This is a study of how sex and sexuality were written about in the first centuries of this era, a central period in the history of sexuality. Writing with the same wit and verve as the ancient writers he engages with, Simon Goldhill shows how the standard accounts of sexuality in this period are distorted by ignoring the sexy, ironic and often bizarre texts of the ancient novel, erotic poetry and humorous dialogues.
Simon David Goldhil is Professor in Greek literature and culture and fellow and Director of Studies in Classics at King's College, Cambridge. He was previously Director of Centre for Research in the Arts, Social Sciences, and Humanities (CRASSH) at the University of Cambridge, succeeding Mary Jacobus in October 2011. He is best known for his work on Greek tragedy. In 2009, he was elected a fellow of the American Academy of Arts and Sciences. In 2010, he was appointed as the John Harvard Professor in Humanities and Social Sciences at Cambridge, a research position held concurrently with his chair in Greek. In 2016, he became a fellow of the British Academy. He is a member of the Council of the Arts and Humanities Research Council, the Board of the Consortium of Humanities Centers and Institutes, and is President of the European Institutes for Advanced Study (NetIAS). Goldhill is a well-known lecturer and broadcaster and has appeared on television and radio in England, Australia, the United States and Canada. His books have been translated into ten languages, and he has been profiled by newspapers in Brazil, Australia and the Netherlands.
Appearances notwithstanding, Foucault's Virginity is not so much about Foucault as it is a series of three linked essays on a portion of the subject matter of his book The History of Sexuality, namely, representative erotic narratives of the Second Sophistic (c. 50-250). Appearances do, however, sell books. Here the title catches the attention while the cover's Renaissance drawing of the smiling, busty prostitute, whip raised, side-saddled upon grey-bearded Aristotle clinches the deal--a fair one because, in this case, appearances do not deceive.
As Eva Canterella has observed in her own studies of ancient sexuality, virtually all documents of the period narrate male desire, whether for women or other men. But while women are off-stage in the more philosophical treatments, just as they were in the classical drama, they are represented as central characters, even protagonists, in the erotic comedies discussed by Goldhill. In substantial part, the critique of Foucault is a criticism of inattention.

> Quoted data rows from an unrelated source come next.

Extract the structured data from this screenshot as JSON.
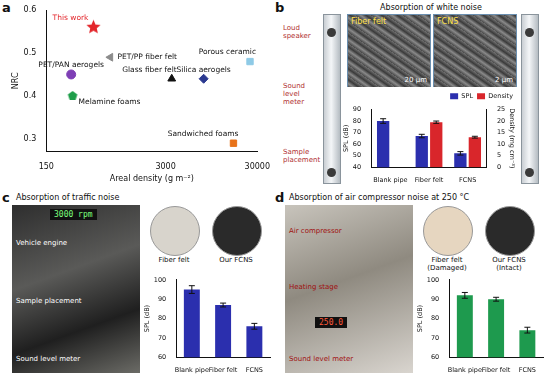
{
  "chart_data": [
    {
      "panel": "a",
      "type": "scatter",
      "x_label": "Areal density (g m⁻²)",
      "y_label": "NRC",
      "log": "x",
      "xlim": [
        150,
        30000
      ],
      "xticks": [
        150,
        3000,
        30000
      ],
      "ylim": [
        0.27,
        0.6
      ],
      "yticks": [
        0.3,
        0.4,
        0.5,
        0.6
      ],
      "grid": false,
      "series": [
        {
          "name": "This work",
          "color": "#e3262b",
          "marker": "star",
          "x": [
            490
          ],
          "values": [
            0.56
          ]
        },
        {
          "name": "PET/PP fiber felt",
          "color": "#8c8c8c",
          "marker": "triangle-left",
          "x": [
            750
          ],
          "values": [
            0.49
          ]
        },
        {
          "name": "Porous ceramic",
          "color": "#8ecae6",
          "marker": "square",
          "x": [
            25000
          ],
          "values": [
            0.48
          ]
        },
        {
          "name": "PET/PAN aerogels",
          "color": "#7e3fb5",
          "marker": "circle",
          "x": [
            280
          ],
          "values": [
            0.45
          ]
        },
        {
          "name": "Glass fiber felt",
          "color": "#111111",
          "marker": "triangle",
          "x": [
            3500
          ],
          "values": [
            0.44
          ]
        },
        {
          "name": "Silica aerogels",
          "color": "#2b3990",
          "marker": "diamond",
          "x": [
            7800
          ],
          "values": [
            0.44
          ]
        },
        {
          "name": "Melamine foams",
          "color": "#1f9e4a",
          "marker": "pentagon",
          "x": [
            290
          ],
          "values": [
            0.4
          ]
        },
        {
          "name": "Sandwiched foams",
          "color": "#e8731a",
          "marker": "square",
          "x": [
            16500
          ],
          "values": [
            0.29
          ]
        }
      ]
    },
    {
      "panel": "b",
      "type": "bar",
      "title": "Absorption of white noise",
      "categories": [
        "Blank pipe",
        "Fiber felt",
        "FCNS"
      ],
      "y_label": "SPL (dB)",
      "y2_label": "Density (mg cm⁻³)",
      "ylim": [
        40,
        90
      ],
      "yticks": [
        40,
        50,
        60,
        70,
        80,
        90
      ],
      "y2lim": [
        0,
        25
      ],
      "y2ticks": [
        0,
        5,
        10,
        15,
        20,
        25
      ],
      "grid": false,
      "legend": "top-right",
      "series": [
        {
          "name": "SPL",
          "color": "#2b2fae",
          "values": [
            80,
            67,
            52
          ],
          "errors": [
            2,
            1.5,
            1.5
          ]
        },
        {
          "name": "Density",
          "color": "#d9262b",
          "axis": "y2",
          "values": [
            null,
            19.5,
            13
          ],
          "errors": [
            null,
            0.5,
            0.4
          ]
        }
      ]
    },
    {
      "panel": "c",
      "type": "bar",
      "title": "Absorption of traffic noise",
      "categories": [
        "Blank pipe",
        "Fiber felt",
        "FCNS"
      ],
      "y_label": "SPL (dB)",
      "ylim": [
        60,
        100
      ],
      "yticks": [
        60,
        70,
        80,
        90,
        100
      ],
      "grid": false,
      "color": "#2b2fae",
      "values": [
        95,
        87,
        76
      ],
      "errors": [
        2,
        1,
        1.5
      ]
    },
    {
      "panel": "d",
      "type": "bar",
      "title": "Absorption of air compressor noise at 250 °C",
      "categories": [
        "Blank pipe",
        "Fiber felt",
        "FCNS"
      ],
      "y_label": "SPL (dB)",
      "ylim": [
        60,
        100
      ],
      "yticks": [
        60,
        70,
        80,
        90,
        100
      ],
      "grid": false,
      "color": "#1e9a4e",
      "values": [
        92,
        90,
        74
      ],
      "errors": [
        1.5,
        1,
        1.5
      ]
    }
  ],
  "photos": {
    "b": {
      "labels": [
        "Loud speaker",
        "Sound level meter",
        "Sample placement"
      ],
      "insets": [
        {
          "label": "Fiber felt",
          "scale": "20 μm"
        },
        {
          "label": "FCNS",
          "scale": "2 μm"
        }
      ]
    },
    "c": {
      "display": "3000 rpm",
      "labels": [
        "Vehicle engine",
        "Sample placement",
        "Sound level meter"
      ],
      "samples": [
        [
          "Fiber felt"
        ],
        [
          "Our FCNS"
        ]
      ]
    },
    "d": {
      "display": "250.0",
      "labels": [
        "Air compressor",
        "Heating stage",
        "Sound level meter"
      ],
      "samples": [
        [
          "Fiber felt",
          "(Damaged)"
        ],
        [
          "Our FCNS",
          "(Intact)"
        ]
      ]
    }
  }
}
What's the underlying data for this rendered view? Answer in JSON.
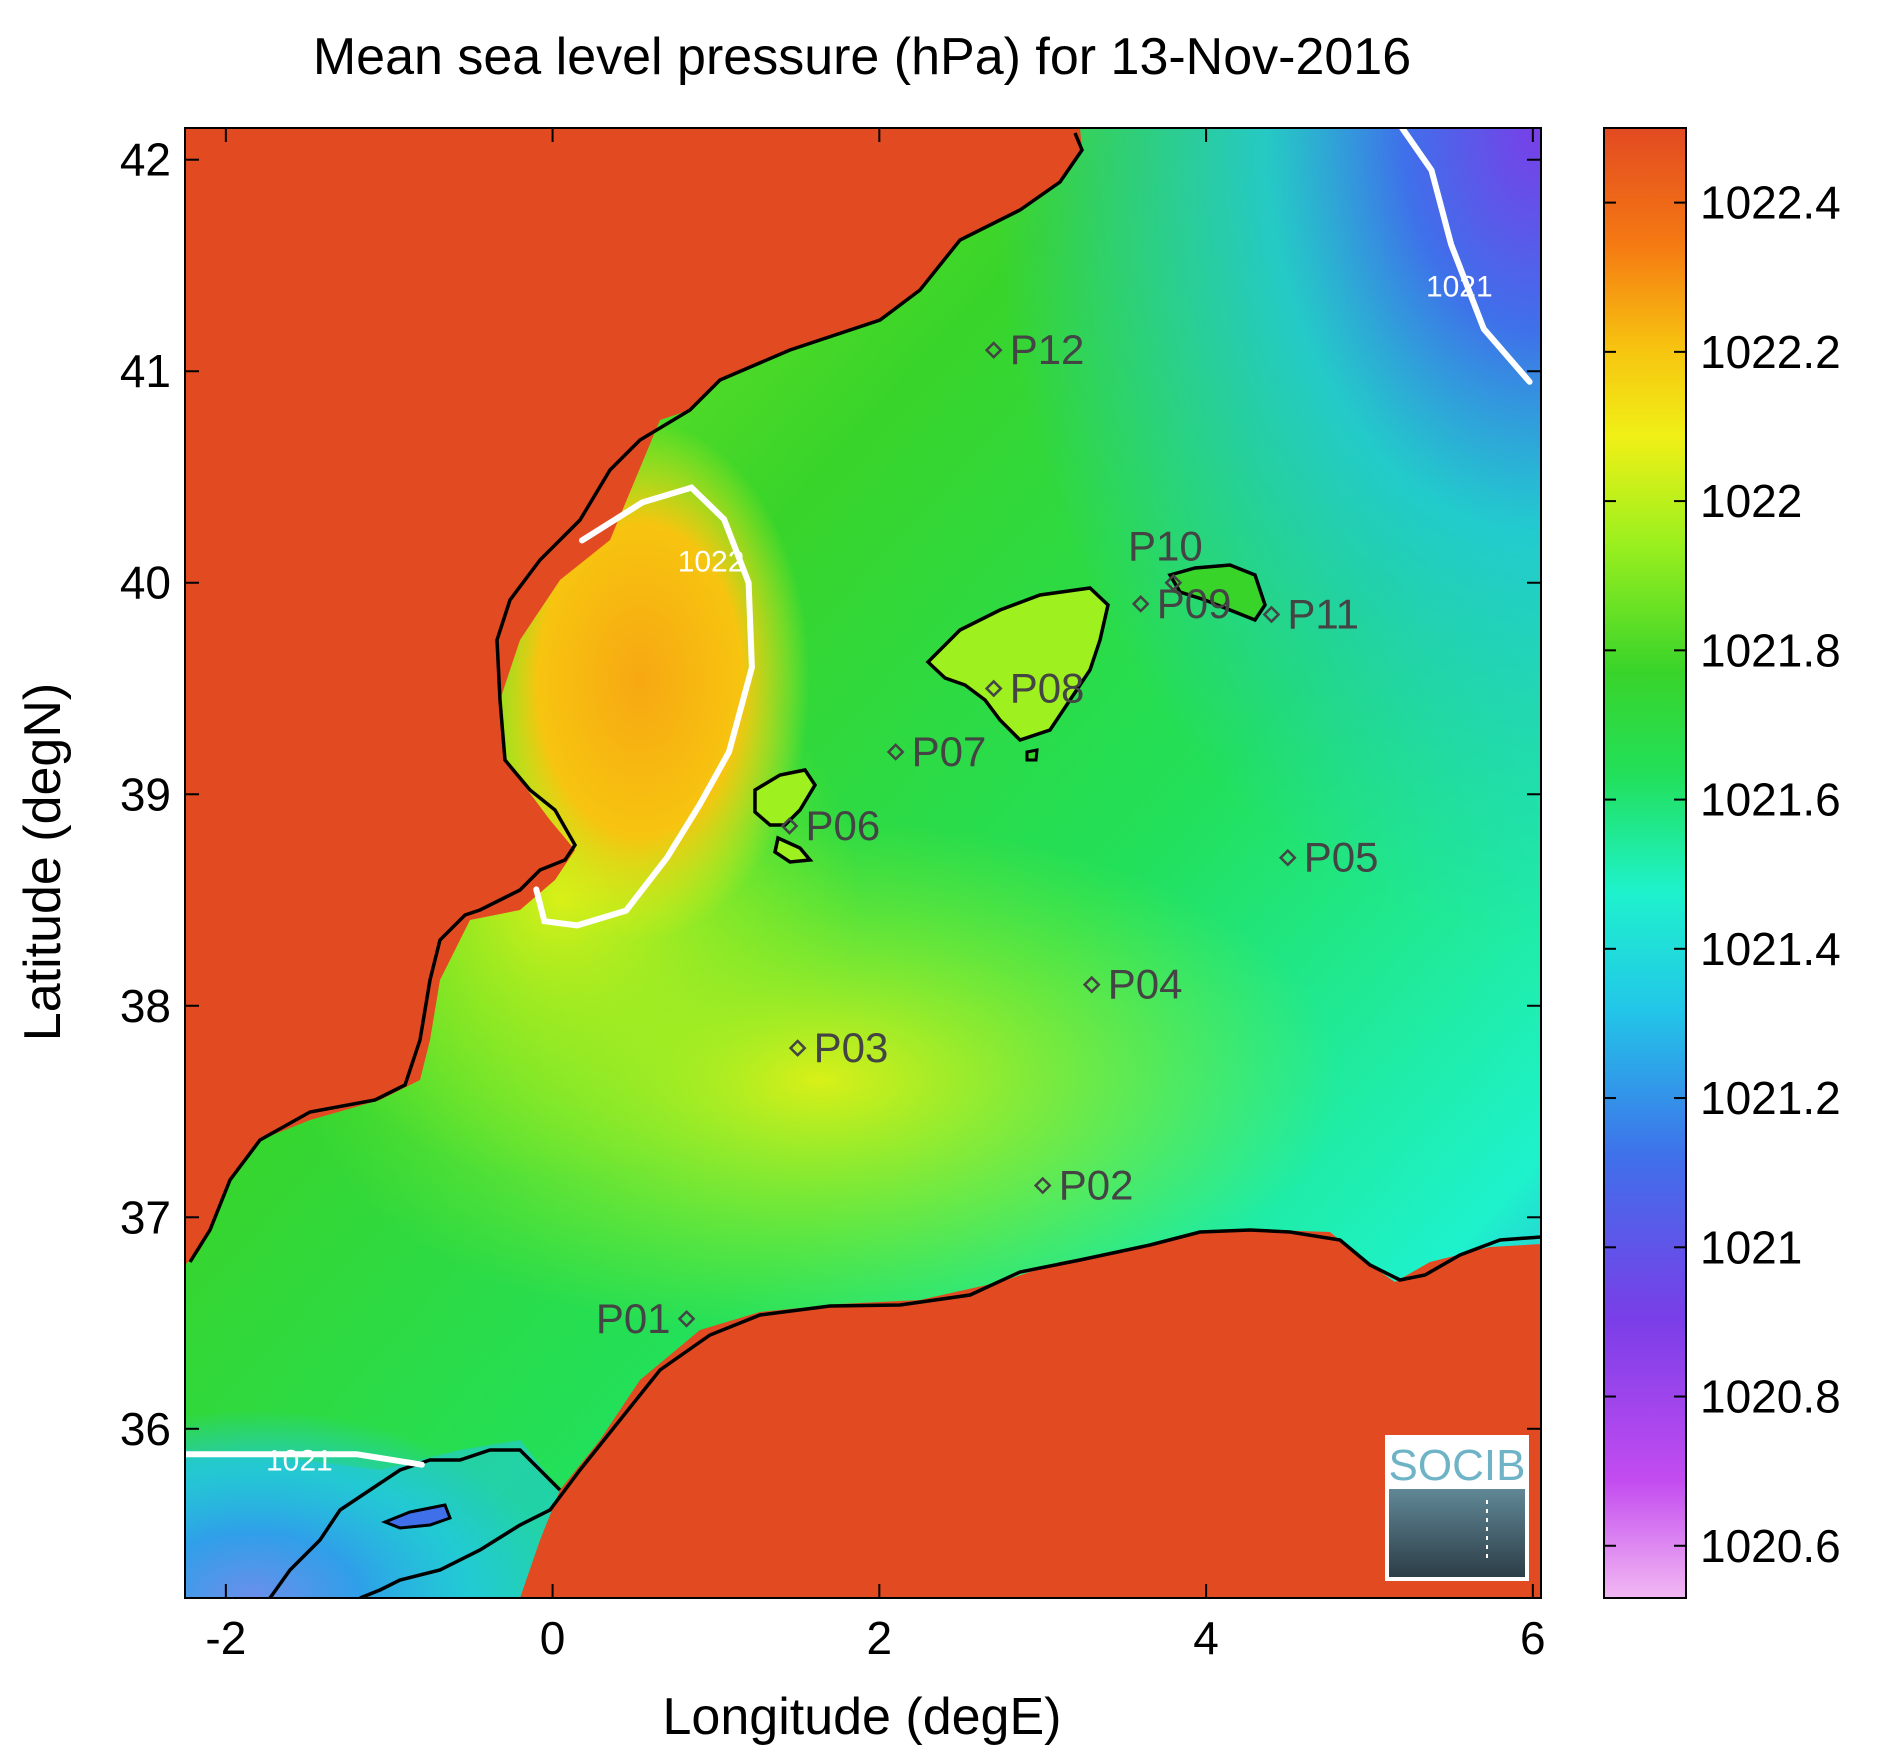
{
  "title": "Mean sea level pressure (hPa) for 13-Nov-2016",
  "xlabel": "Longitude (degE)",
  "ylabel": "Latitude (degN)",
  "xlim": [
    -2.25,
    6.05
  ],
  "ylim": [
    35.2,
    42.15
  ],
  "xticks": [
    -2,
    0,
    2,
    4,
    6
  ],
  "xtick_labels": [
    "-2",
    "0",
    "2",
    "4",
    "6"
  ],
  "yticks": [
    36,
    37,
    38,
    39,
    40,
    41,
    42
  ],
  "ytick_labels": [
    "36",
    "37",
    "38",
    "39",
    "40",
    "41",
    "42"
  ],
  "colorbar": {
    "range": [
      1020.53,
      1022.5
    ],
    "ticks": [
      1020.6,
      1020.8,
      1021,
      1021.2,
      1021.4,
      1021.6,
      1021.8,
      1022,
      1022.2,
      1022.4
    ],
    "tick_labels": [
      "1020.6",
      "1020.8",
      "1021",
      "1021.2",
      "1021.4",
      "1021.6",
      "1021.8",
      "1022",
      "1022.2",
      "1022.4"
    ],
    "colormap": [
      "#f2b8f2",
      "#c34cf0",
      "#7a3ee8",
      "#3f70ea",
      "#22c6e8",
      "#1ef2cc",
      "#22e05a",
      "#39d42a",
      "#9ef01e",
      "#f0f016",
      "#f7c410",
      "#f57a12",
      "#e24a22"
    ]
  },
  "colors": {
    "land": "#e24a22",
    "coastline": "#000000",
    "contour": "#ffffff",
    "station": "#444444"
  },
  "contours": [
    {
      "label": "1022",
      "level": 1022,
      "label_at": [
        0.97,
        40.1
      ],
      "points": [
        [
          0.18,
          40.2
        ],
        [
          0.55,
          40.38
        ],
        [
          0.85,
          40.45
        ],
        [
          1.05,
          40.3
        ],
        [
          1.2,
          40.0
        ],
        [
          1.22,
          39.6
        ],
        [
          1.08,
          39.2
        ],
        [
          0.9,
          38.95
        ],
        [
          0.7,
          38.7
        ],
        [
          0.45,
          38.45
        ],
        [
          0.15,
          38.38
        ],
        [
          -0.05,
          38.4
        ],
        [
          -0.1,
          38.55
        ]
      ]
    },
    {
      "label": "1021",
      "level": 1021,
      "label_at": [
        5.55,
        41.4
      ],
      "points": [
        [
          5.2,
          42.15
        ],
        [
          5.38,
          41.95
        ],
        [
          5.5,
          41.6
        ],
        [
          5.7,
          41.2
        ],
        [
          5.98,
          40.95
        ]
      ]
    },
    {
      "label": "1021",
      "level": 1021,
      "label_at": [
        -1.55,
        35.85
      ],
      "points": [
        [
          -2.25,
          35.88
        ],
        [
          -1.85,
          35.88
        ],
        [
          -1.2,
          35.88
        ],
        [
          -0.8,
          35.83
        ]
      ]
    }
  ],
  "stations": [
    {
      "id": "P01",
      "lon": 0.82,
      "lat": 36.52
    },
    {
      "id": "P02",
      "lon": 3.0,
      "lat": 37.15
    },
    {
      "id": "P03",
      "lon": 1.5,
      "lat": 37.8
    },
    {
      "id": "P04",
      "lon": 3.3,
      "lat": 38.1
    },
    {
      "id": "P05",
      "lon": 4.5,
      "lat": 38.7
    },
    {
      "id": "P06",
      "lon": 1.45,
      "lat": 38.85
    },
    {
      "id": "P07",
      "lon": 2.1,
      "lat": 39.2
    },
    {
      "id": "P08",
      "lon": 2.7,
      "lat": 39.5
    },
    {
      "id": "P09",
      "lon": 3.6,
      "lat": 39.9
    },
    {
      "id": "P10",
      "lon": 3.8,
      "lat": 40.0
    },
    {
      "id": "P11",
      "lon": 4.4,
      "lat": 39.85
    },
    {
      "id": "P12",
      "lon": 2.7,
      "lat": 41.1
    }
  ],
  "logo": {
    "text": "SOCIB",
    "icon": "socib-logo"
  }
}
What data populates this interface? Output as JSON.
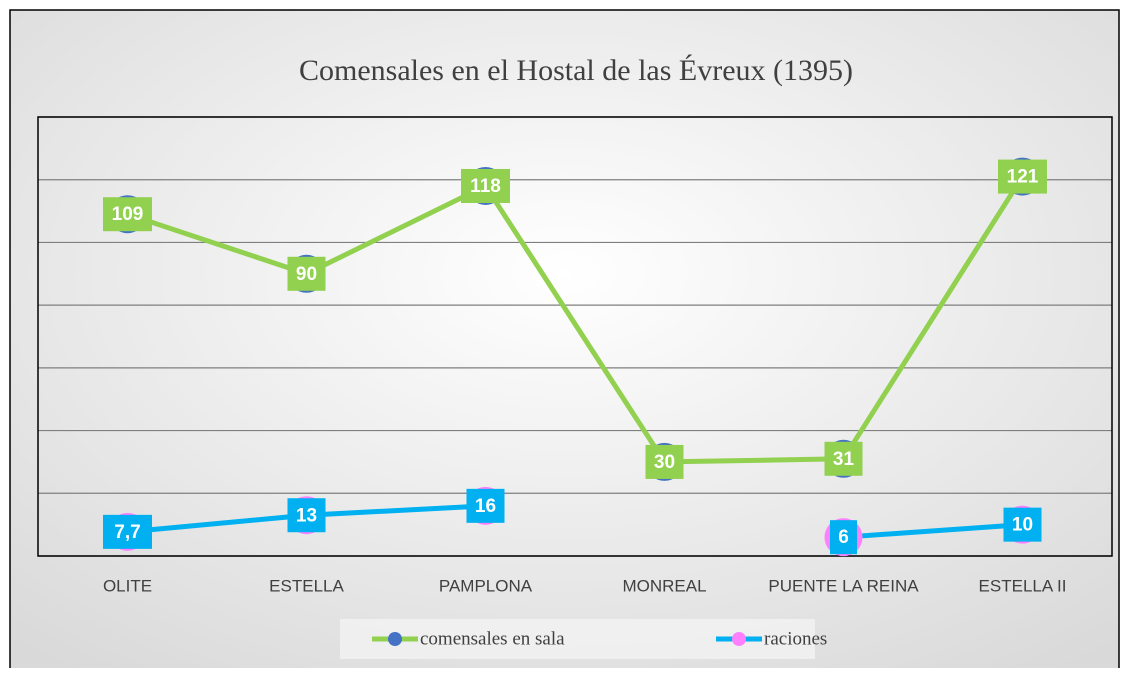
{
  "chart_data": {
    "type": "line",
    "title": "Comensales en el Hostal de las Évreux (1395)",
    "categories": [
      "OLITE",
      "ESTELLA",
      "PAMPLONA",
      "MONREAL",
      "PUENTE LA REINA",
      "ESTELLA II"
    ],
    "series": [
      {
        "name": "comensales en sala",
        "color": "#92d050",
        "marker_color": "#4472c4",
        "values": [
          109,
          90,
          118,
          30,
          31,
          121
        ]
      },
      {
        "name": "raciones",
        "color": "#00b0f0",
        "marker_color": "#ff80ff",
        "values": [
          7.7,
          13,
          16,
          null,
          6,
          10
        ],
        "value_labels": [
          "7,7",
          "13",
          "16",
          null,
          "6",
          "10"
        ]
      }
    ],
    "ylim": [
      0,
      140
    ],
    "yticks": [
      0,
      20,
      40,
      60,
      80,
      100,
      120,
      140
    ],
    "grid": true,
    "legend": "bottom"
  }
}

The comedies of the transitional period between paganism and Christianity have been neglected, their spicier sections mistranslated, if translated at all. Everyone reads--or reads of--the Peripatetics, the Academicians, Stoics and Epicureans. Few are exposed to this popular material. Goldhill focusses on four texts: Longus' Daphnis and Chloe; Achilles Tatius' Leucippe and Cleitophon; Chariton's Chaereas and Callirhoe and the romance of Bacchon and Ismenadora inspiring Plutarch's dialogue Amatorius, the text most involving Foucault. Heliodorus' Aethiopica, Apuleius' Golden Ass and a host of other sources, fictional and philosophical, are discussed glancingly.
As slaves confound their masters in the New Comedy, so women are represented as confounding men in the Second Sophistic. So love confounds us all, then as now. While the traditional problematics of eroticism, marriage and gender are, with few exceptions, rather quaint, if not offensive, to we moderns, ancient erotic fiction, thanks to the allowances afforded comedy, can still entertain. This erudite book is, given its self-conscious appreciation of its subject matter, a pleasure to read and an enticement to a neglected literature.
This was an interesting scholarly book that paints different views of sexuality during antiquity, and how those informed perceptions of virginity. This includes discussions about how bisexuality was a useful identity for men, from the point of view of establishing virginity, and also for managing interpersonal power. Then, Goldhill also goes into depth about the first YA romance novel, Daphnis and Chloe, in which siblings separated at birth fall in love with each other but have to very gradually figure out how to be intimate by slowly using animals as references. Then, some other examples as well.
To me, the book didn't feel as directly Foucaltian, and/or at least seemed to operate outside the language I see used with Foucalt in recent times. At times it had a lot of hat tipping moments to other academics that weren't legible for me, but was quite readable even all that aside.